REPUBLIKA.CO.ID, TEL AVIV -- Pejabat luar negeri Israel, termasuk duta besar dan diplomat akan diminta untuk menyatakan janji kesetiaan kepada Israel sebagai negara Yahudi dan demokratis saat ambil sumpah jabatan. Aturan baru ini tertuang dalam rancangan undang-undang (RUU) yang diusulkan oleh Menteri Luar Negeri Israel, Eli Cohen.
RUU tersebut menyatakan, duta besar, konsul atau kepala perwakilan diplomatik lainnya yang mengambil sumpah jabatan harus menyatakan janji setia kepada Israel. Cohen mengatakan, tugas utusan dan perwakilan negara adalah mewakili Israel dan nilai-nilainya.
"Tugas utusan dan perwakilan negara adalah untuk mewakili Israel dan nilai-nilainya serta bekerja untuk memajukan kepentingannya. Israel adalah negara Yahudi dan demokratis, dan siapa pun yang tidak mengakuinya tidak dapat menjadi duta besar dan mewakili Israel," kata Cohen kepada panel, dilaporkan Middle East Monitor, Senin (3/7/2023).

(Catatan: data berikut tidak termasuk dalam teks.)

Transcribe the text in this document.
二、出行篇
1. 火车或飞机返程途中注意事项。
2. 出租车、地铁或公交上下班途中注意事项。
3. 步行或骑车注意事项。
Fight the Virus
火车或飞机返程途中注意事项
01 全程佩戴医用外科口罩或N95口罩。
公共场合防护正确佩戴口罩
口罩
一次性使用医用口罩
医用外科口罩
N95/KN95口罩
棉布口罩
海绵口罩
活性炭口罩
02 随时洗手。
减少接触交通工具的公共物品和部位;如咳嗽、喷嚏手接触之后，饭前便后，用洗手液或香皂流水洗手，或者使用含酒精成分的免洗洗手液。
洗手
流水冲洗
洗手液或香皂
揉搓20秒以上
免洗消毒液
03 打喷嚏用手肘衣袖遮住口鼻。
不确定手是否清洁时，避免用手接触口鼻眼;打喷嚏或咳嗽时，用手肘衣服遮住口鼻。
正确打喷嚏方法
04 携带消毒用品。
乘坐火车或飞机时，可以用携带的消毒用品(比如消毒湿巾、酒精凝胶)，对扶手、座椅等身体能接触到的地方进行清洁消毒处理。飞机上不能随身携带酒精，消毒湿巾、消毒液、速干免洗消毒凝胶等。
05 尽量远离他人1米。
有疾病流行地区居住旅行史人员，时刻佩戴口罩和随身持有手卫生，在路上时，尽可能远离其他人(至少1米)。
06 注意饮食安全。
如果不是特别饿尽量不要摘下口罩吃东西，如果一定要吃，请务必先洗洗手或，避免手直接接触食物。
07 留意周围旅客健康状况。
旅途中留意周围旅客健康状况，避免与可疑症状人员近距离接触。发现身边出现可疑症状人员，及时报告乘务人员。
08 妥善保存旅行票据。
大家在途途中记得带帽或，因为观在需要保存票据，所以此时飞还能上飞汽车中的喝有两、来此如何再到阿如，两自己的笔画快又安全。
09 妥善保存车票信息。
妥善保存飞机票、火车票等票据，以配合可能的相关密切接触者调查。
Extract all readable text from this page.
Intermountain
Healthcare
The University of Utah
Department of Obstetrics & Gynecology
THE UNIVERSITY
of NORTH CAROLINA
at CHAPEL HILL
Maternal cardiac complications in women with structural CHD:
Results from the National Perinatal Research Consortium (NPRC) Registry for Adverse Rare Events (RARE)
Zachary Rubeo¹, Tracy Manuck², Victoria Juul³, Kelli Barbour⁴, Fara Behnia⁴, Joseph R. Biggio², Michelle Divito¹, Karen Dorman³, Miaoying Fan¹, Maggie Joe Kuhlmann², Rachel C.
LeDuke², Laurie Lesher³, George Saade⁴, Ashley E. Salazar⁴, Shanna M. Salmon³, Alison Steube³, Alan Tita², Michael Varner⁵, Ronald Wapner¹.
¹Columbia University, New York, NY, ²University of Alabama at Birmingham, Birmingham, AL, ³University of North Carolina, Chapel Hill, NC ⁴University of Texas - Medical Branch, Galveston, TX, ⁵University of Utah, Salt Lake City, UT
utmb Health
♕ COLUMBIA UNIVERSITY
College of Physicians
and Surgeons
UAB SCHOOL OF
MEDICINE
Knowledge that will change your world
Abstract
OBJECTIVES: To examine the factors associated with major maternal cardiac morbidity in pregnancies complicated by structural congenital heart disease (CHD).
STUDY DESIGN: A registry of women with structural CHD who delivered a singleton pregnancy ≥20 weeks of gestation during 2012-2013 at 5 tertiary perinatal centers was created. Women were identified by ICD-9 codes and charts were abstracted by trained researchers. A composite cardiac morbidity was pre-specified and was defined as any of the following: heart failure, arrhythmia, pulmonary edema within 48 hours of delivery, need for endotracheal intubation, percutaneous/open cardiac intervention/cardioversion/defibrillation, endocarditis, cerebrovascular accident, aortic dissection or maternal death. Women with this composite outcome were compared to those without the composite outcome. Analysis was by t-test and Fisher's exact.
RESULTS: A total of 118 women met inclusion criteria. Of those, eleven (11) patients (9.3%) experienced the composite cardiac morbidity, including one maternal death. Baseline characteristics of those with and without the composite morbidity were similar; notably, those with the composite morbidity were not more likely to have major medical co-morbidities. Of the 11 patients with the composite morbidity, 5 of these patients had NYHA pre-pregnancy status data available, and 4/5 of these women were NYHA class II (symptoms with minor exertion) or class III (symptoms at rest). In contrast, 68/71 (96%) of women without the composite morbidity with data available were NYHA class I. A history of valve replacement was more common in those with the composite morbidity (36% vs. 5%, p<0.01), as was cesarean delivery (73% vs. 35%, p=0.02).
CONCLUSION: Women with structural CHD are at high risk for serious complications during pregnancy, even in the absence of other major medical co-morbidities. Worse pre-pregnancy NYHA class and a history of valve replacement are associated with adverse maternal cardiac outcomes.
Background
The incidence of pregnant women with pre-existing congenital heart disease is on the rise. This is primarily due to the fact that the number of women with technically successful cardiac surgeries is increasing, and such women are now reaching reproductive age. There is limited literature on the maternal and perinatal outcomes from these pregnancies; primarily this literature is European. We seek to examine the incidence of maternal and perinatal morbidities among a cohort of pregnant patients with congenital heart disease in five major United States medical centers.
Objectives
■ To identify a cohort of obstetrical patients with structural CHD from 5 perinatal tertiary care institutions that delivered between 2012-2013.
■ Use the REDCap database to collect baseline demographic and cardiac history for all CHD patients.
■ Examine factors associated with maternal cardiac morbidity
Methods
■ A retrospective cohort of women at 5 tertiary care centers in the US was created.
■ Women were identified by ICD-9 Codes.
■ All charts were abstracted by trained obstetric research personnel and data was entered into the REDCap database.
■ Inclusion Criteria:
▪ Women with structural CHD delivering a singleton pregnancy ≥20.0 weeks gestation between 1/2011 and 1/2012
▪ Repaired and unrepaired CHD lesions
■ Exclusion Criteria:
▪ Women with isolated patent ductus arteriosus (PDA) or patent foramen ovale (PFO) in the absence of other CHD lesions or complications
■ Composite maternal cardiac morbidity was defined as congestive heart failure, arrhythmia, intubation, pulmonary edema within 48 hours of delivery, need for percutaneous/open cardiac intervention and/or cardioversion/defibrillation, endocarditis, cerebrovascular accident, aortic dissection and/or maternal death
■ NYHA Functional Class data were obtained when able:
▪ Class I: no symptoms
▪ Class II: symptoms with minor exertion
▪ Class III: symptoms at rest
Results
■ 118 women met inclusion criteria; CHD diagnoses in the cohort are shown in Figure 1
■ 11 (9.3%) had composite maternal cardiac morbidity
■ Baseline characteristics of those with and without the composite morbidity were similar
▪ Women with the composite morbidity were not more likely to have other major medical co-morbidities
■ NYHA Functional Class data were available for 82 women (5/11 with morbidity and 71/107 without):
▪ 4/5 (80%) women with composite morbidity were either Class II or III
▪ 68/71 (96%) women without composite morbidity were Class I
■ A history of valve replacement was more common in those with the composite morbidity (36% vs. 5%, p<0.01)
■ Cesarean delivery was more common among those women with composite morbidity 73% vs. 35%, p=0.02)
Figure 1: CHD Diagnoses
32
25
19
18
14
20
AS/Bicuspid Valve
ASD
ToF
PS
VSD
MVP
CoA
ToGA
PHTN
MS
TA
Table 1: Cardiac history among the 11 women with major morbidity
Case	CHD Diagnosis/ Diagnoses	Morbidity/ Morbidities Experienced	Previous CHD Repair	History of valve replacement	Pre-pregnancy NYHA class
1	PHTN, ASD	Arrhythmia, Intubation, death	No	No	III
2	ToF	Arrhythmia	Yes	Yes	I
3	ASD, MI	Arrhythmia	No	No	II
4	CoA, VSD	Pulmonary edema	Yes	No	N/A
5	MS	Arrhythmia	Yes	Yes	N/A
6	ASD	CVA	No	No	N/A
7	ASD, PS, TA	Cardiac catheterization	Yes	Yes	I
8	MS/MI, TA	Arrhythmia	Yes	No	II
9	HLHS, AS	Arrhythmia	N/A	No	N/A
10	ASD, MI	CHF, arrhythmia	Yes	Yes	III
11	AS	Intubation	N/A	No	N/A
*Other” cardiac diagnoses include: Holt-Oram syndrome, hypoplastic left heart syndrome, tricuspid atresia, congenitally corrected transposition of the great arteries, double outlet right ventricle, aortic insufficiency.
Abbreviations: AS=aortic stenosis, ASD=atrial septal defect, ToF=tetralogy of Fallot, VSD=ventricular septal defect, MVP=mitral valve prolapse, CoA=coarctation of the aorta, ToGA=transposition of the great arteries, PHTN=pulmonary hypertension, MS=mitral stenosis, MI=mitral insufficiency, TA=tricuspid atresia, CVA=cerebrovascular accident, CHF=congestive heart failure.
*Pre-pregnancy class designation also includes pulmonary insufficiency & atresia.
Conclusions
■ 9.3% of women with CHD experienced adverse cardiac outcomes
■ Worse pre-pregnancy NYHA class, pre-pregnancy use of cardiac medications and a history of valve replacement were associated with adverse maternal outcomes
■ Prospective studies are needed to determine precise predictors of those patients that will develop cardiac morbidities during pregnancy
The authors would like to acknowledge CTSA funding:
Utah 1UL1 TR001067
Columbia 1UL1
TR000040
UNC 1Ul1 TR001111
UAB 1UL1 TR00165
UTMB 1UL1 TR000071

Menurut Times of Israel, kantor Cohen menjelaskan bahwa RUU itu merupakan tanggapan atas upaya yang gagal tahun lalu dalam menunjuk mantan anggota Knesset Israel, Ghaida Rinawie-Zoabi, sebagai konsul di Shanghai. Zoabi adalah seorang Muslim Arab. Zoabi mengatakan bahwa dia tidak terhubung dengan 'jiwa Yahudi' Israel sebelum mengundurkan diri dari pemerintahan.
"Latar belakang RUU itu adalah untuk mencegah penunjukan duta besar seperti Rinawie Zoabi, yang tidak mengakui Negara Israel sebagai Yahudi dan demokratis," ujar pernyataan dari kantor menteri luar negeri.
Zoabi menyatakan, dia mengundurkan diri dari pemerintahan sebagai protes terhadap peningkatan kekerasan di situs suci Yerusalem, serta taktik oleh polisi Israel di pemakaman seorang jurnalis Palestina. Namun, dia kembali ke politik setelah menerima tekanan dari pemimpin lokal untuk menghasilkan keuntungan dengan memenuhi kebutuhan komunitas Arab.
Warga Palestina Israel, yang sebagian besar adalah Muslim, merupakan 21 persen dari populasi Israel. Mereka sering mengeluhkan diskriminasi oleh mayoritas Yahudi.